Any data from outside the process — HTTP request bodies, CLI args, file contents, third-party API responses, user messages — should be treated as untrusted until proven otherwise. Code that uses it directly opens injection, crash, and security paths.

## Symptoms

- HTTP handler uses `request.body.x` with no type check.
- CLI flag value passed straight into `exec`, `SQL`, or a file path.
- Third-party API response fields accessed without confirming they exist.
- Numeric input used in array indexing or arithmetic with no bounds check.
- String input concatenated into SQL, shell commands, or file paths.

## What to do

- At every trust boundary, validate type, shape, and range before using the value.
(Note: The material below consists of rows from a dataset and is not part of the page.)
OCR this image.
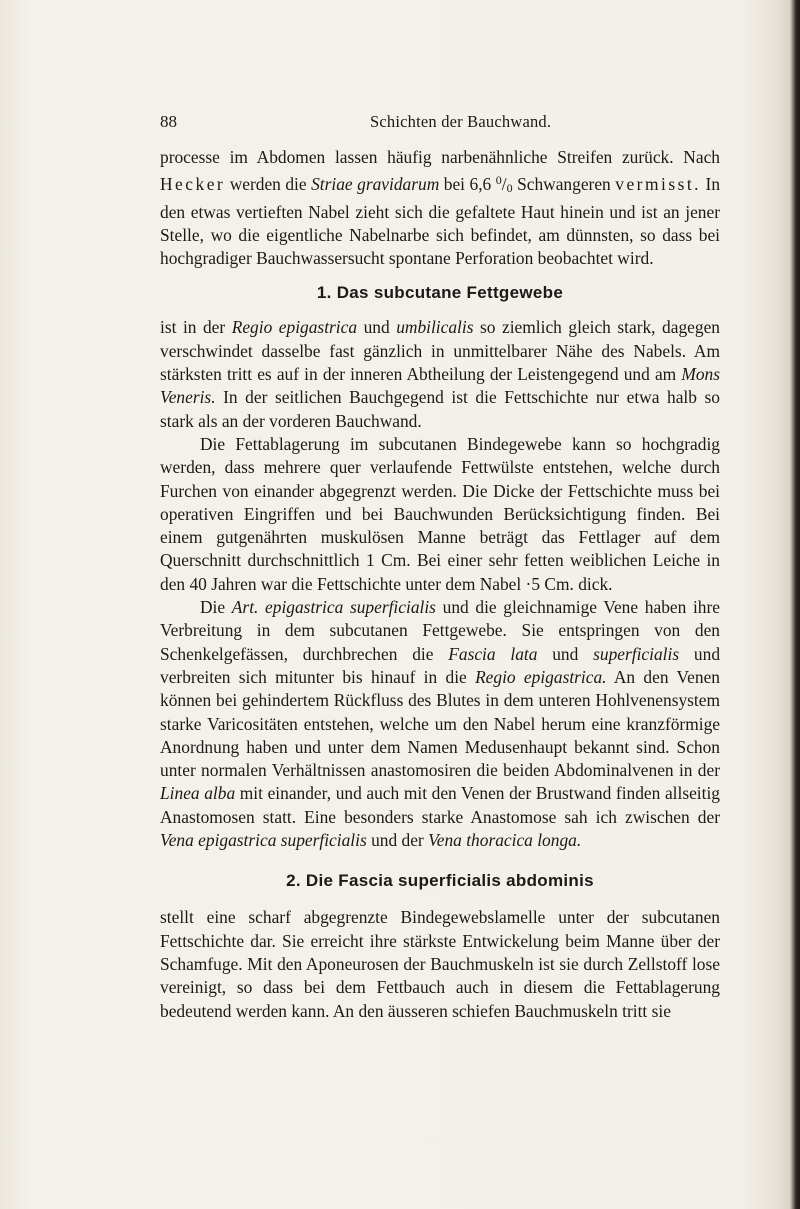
88	Schichten der Bauchwand.

processe im Abdomen lassen häufig narbenähnliche Streifen zurück. Nach Hecker werden die Striae gravidarum bei 6,6 $^0$/0 Schwangeren vermisst. In den etwas vertieften Nabel zieht sich die gefaltete Haut hinein und ist an jener Stelle, wo die eigentliche Nabelnarbe sich befindet, am dünnsten, so dass bei hochgradiger Bauchwassersucht spontane Perforation beobachtet wird.

1. Das subcutane Fettgewebe

ist in der Regio epigastrica und umbilicalis so ziemlich gleich stark, dagegen verschwindet dasselbe fast gänzlich in unmittelbarer Nähe des Nabels. Am stärksten tritt es auf in der inneren Abtheilung der Leistengegend und am Mons Veneris. In der seitlichen Bauchgegend ist die Fettschichte nur etwa halb so stark als an der vorderen Bauchwand.

Die Fettablagerung im subcutanen Bindegewebe kann so hochgradig werden, dass mehrere quer verlaufende Fettwülste entstehen, welche durch Furchen von einander abgegrenzt werden. Die Dicke der Fettschichte muss bei operativen Eingriffen und bei Bauchwunden Berücksichtigung finden. Bei einem gutgenährten muskulösen Manne beträgt das Fettlager auf dem Querschnitt durchschnittlich 1 Cm. Bei einer sehr fetten weiblichen Leiche in den 40 Jahren war die Fettschichte unter dem Nabel ·5 Cm. dick.

Die Art. epigastrica superficialis und die gleichnamige Vene haben ihre Verbreitung in dem subcutanen Fettgewebe. Sie entspringen von den Schenkelgefässen, durchbrechen die Fascia lata und superficialis und verbreiten sich mitunter bis hinauf in die Regio epigastrica. An den Venen können bei gehindertem Rückfluss des Blutes in dem unteren Hohlvenensystem starke Varicositäten entstehen, welche um den Nabel herum eine kranzförmige Anordnung haben und unter dem Namen Medusenhaupt bekannt sind. Schon unter normalen Verhältnissen anastomosiren die beiden Abdominalvenen in der Linea alba mit einander, und auch mit den Venen der Brustwand finden allseitig Anastomosen statt. Eine besonders starke Anastomose sah ich zwischen der Vena epigastrica superficialis und der Vena thoracica longa.

2. Die Fascia superficialis abdominis

stellt eine scharf abgegrenzte Bindegewebslamelle unter der subcutanen Fettschichte dar. Sie erreicht ihre stärkste Entwickelung beim Manne über der Schamfuge. Mit den Aponeurosen der Bauchmuskeln ist sie durch Zellstoff lose vereinigt, so dass bei dem Fettbauch auch in diesem die Fettablagerung bedeutend werden kann. An den äusseren schiefen Bauchmuskeln tritt sie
Reject early with a clear error message.
- For structured payloads, use a schema validator (Zod, Pydantic, ArkType, etc.) — don't hand-write "if field exists".
- For values used in SQL, shell, or file paths, use parameterized queries, `execFile` with an argv array, or explicit path joins — never string concatenation.
- When an invariant is checked, include the unexpected value in the error so debugging is possible.
- Third-party responses are *not* trustworthy. Validate them the same way you'd validate user input.